Bug 203243

Summary: When using hpmemsize=nnM the MMIO can be assigned double space
Product: Drivers Reporter: Nicholas Johnson (nicholas.johnson-opensource)
Component: PCIAssignee: drivers_pci (drivers_pci)
Status: NEW ---    
Severity: high    
Priority: P1    
Hardware: All   
OS: Linux   
Kernel Version: 5.0 Subsystem:
Regression: No Bisected commit-id:
Attachments: Unmodified kernel dmesg
Unmodified kernel "lspci -xxxx"
Patched kernel dmesg
Patched kernel "lspci -xxxx"

Description Nicholas Johnson 2019-04-10 00:26:58 UTC
Reproduction:
==============================================================================

You will need some sort of PCI hotplug bridge - perhaps Thunderbolt 
add-in card. For all those who are deep into PCI parts of the kernel, I 
would recommend the Gigabyte GC-TITAN RIDGE Thunderbolt 3 add-in card. 
If you jump the correct two pins of the header then it stays awake and 
can allow for testing all kinds of things on an arbitrary system.
    ___
 __/   \__
|o o o o o| When looking into the receptacle on back of PCIe card.
|_________| Jump pins 3 and 5.

 1 2 3 4 5

The easiest way is to use the bundled cable and stick a paperclip in the 
other end of the cable to achieve the desired effect.

However, a proficient kernel developer can easily override their kernel 
to treat one of their root ports in their system as a hotplug bridge, 
possibly in drivers/pci/probe.c if my memory serves me correctly. I have 
done it before but it has been a while.

if (dev->vendor == 0x???? && dev->device == 0x????)
	dev->is_hotplug_bridge = 1;

Most Intel root ports have unique dev->device for some reason. My root 
ports of my Z270 chipset are 8086:a290, 8086:a294, 8086:a298, etc....

Since most systems disable unused CPU and PCH PCIe ports in BIOS at boot 
time, you might want to pick one that is populated.

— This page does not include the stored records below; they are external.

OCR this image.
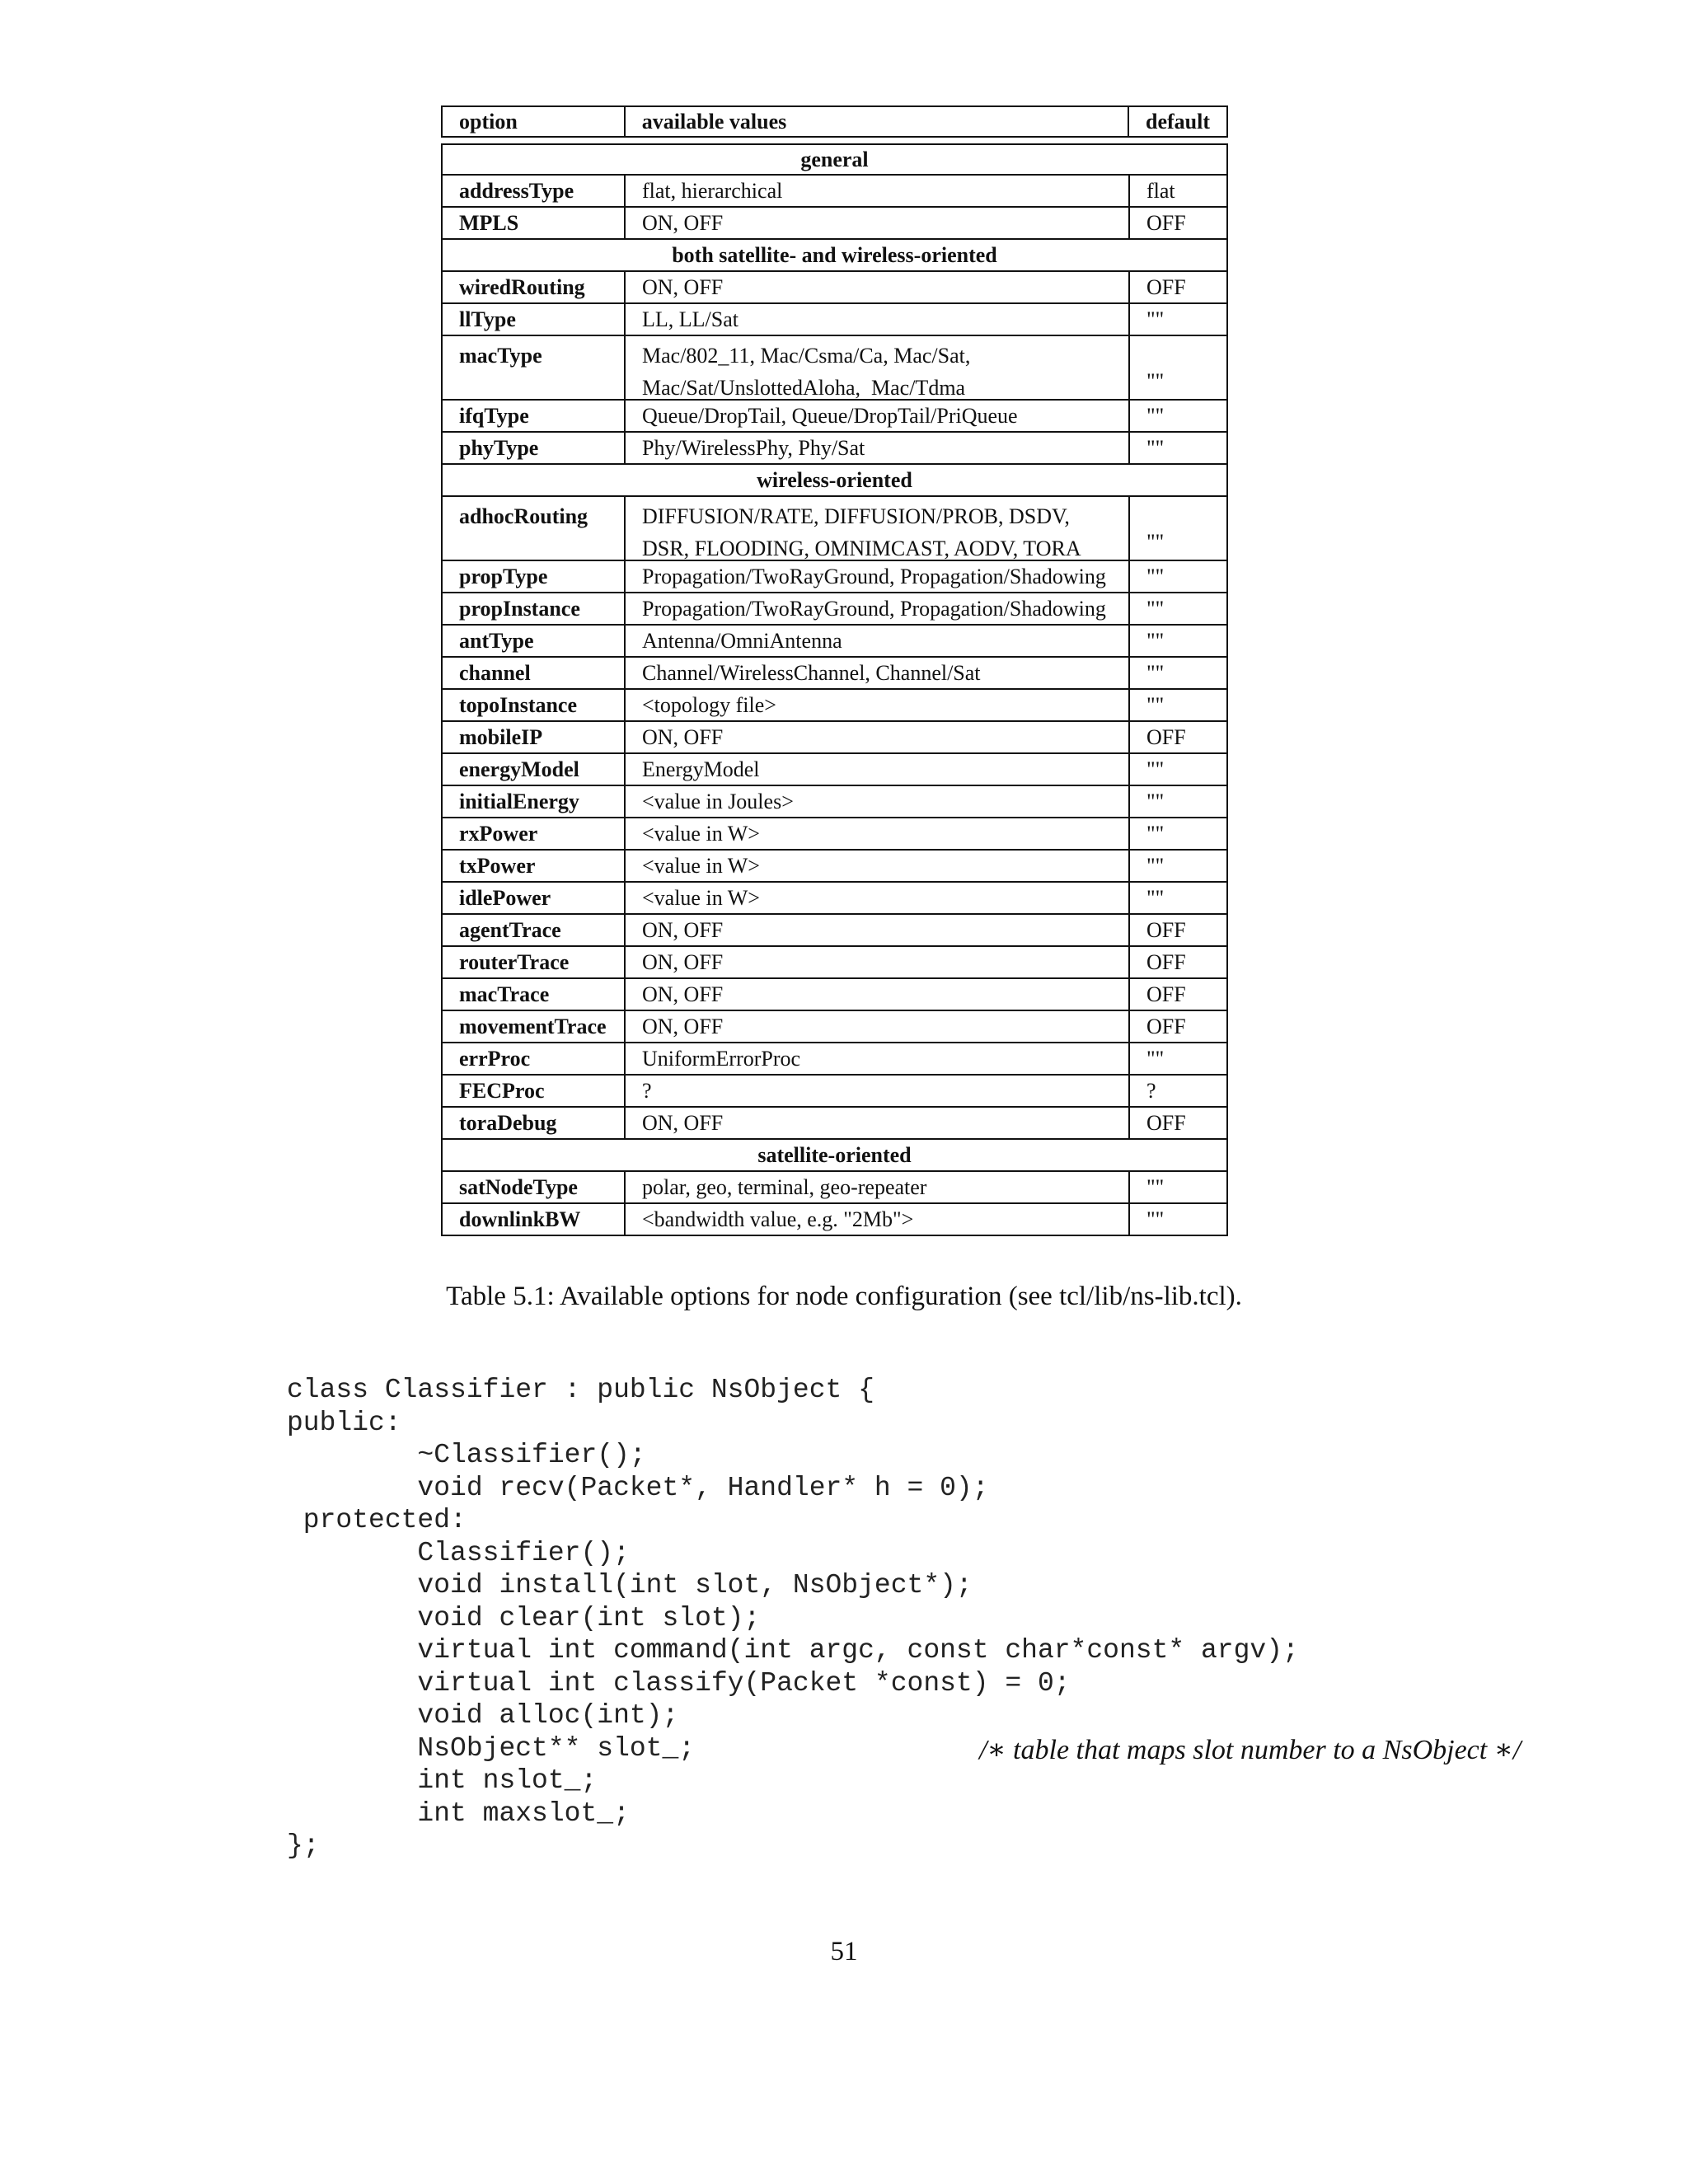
option	available values	default
general
addressType	flat, hierarchical	flat
MPLS	ON, OFF	OFF
both satellite- and wireless-oriented
wiredRouting	ON, OFF	OFF
llType	LL, LL/Sat	""
macType	Mac/802_11, Mac/Csma/Ca, Mac/Sat,
Mac/Sat/UnslottedAloha,  Mac/Tdma	""
ifqType	Queue/DropTail, Queue/DropTail/PriQueue	""
phyType	Phy/WirelessPhy, Phy/Sat	""
wireless-oriented
adhocRouting	DIFFUSION/RATE, DIFFUSION/PROB, DSDV,
DSR, FLOODING, OMNIMCAST, AODV, TORA	""
propType	Propagation/TwoRayGround, Propagation/Shadowing	""
propInstance	Propagation/TwoRayGround, Propagation/Shadowing	""
antType	Antenna/OmniAntenna	""
channel	Channel/WirelessChannel, Channel/Sat	""
topoInstance	<topology file>	""
mobileIP	ON, OFF	OFF
energyModel	EnergyModel	""
initialEnergy	<value in Joules>	""
rxPower	<value in W>	""
txPower	<value in W>	""
idlePower	<value in W>	""
agentTrace	ON, OFF	OFF
routerTrace	ON, OFF	OFF
macTrace	ON, OFF	OFF
movementTrace	ON, OFF	OFF
errProc	UniformErrorProc	""
FECProc	?	?
toraDebug	ON, OFF	OFF
satellite-oriented
satNodeType	polar, geo, terminal, geo-repeater	""
downlinkBW	<bandwidth value, e.g. "2Mb">	""
Table 5.1: Available options for node configuration (see tcl/lib/ns-lib.tcl).
class Classifier : public NsObject {
public:
~Classifier();
void recv(Packet*, Handler* h = 0);
protected:
Classifier();
void install(int slot, NsObject*);
void clear(int slot);
virtual int command(int argc, const char*const* argv);
virtual int classify(Packet *const) = 0;
void alloc(int);
NsObject** slot_;
int nslot_;
int maxslot_;
};
/∗ table that maps slot number to a NsObject ∗/
51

Boot with pci=hpmemsize=128M,realloc,nocrs pcie_ports=native

At least with some systems, you can observe that the MMIO (32-bit) has 
been assigned 256M whilst the MMIO_PREF window has been assigned 128M.

The cause:
==============================================================================

File: drivers/pci/setup-bus.c
Function: find_free_bus_resource

find_free_bus_resource ignores resources that have already been 
assigned, when it should return them regardless of whether they have 
been assigned. The caller needs to know the difference between "nothing 
more is needed to be done" and "legitimately cannot find resource".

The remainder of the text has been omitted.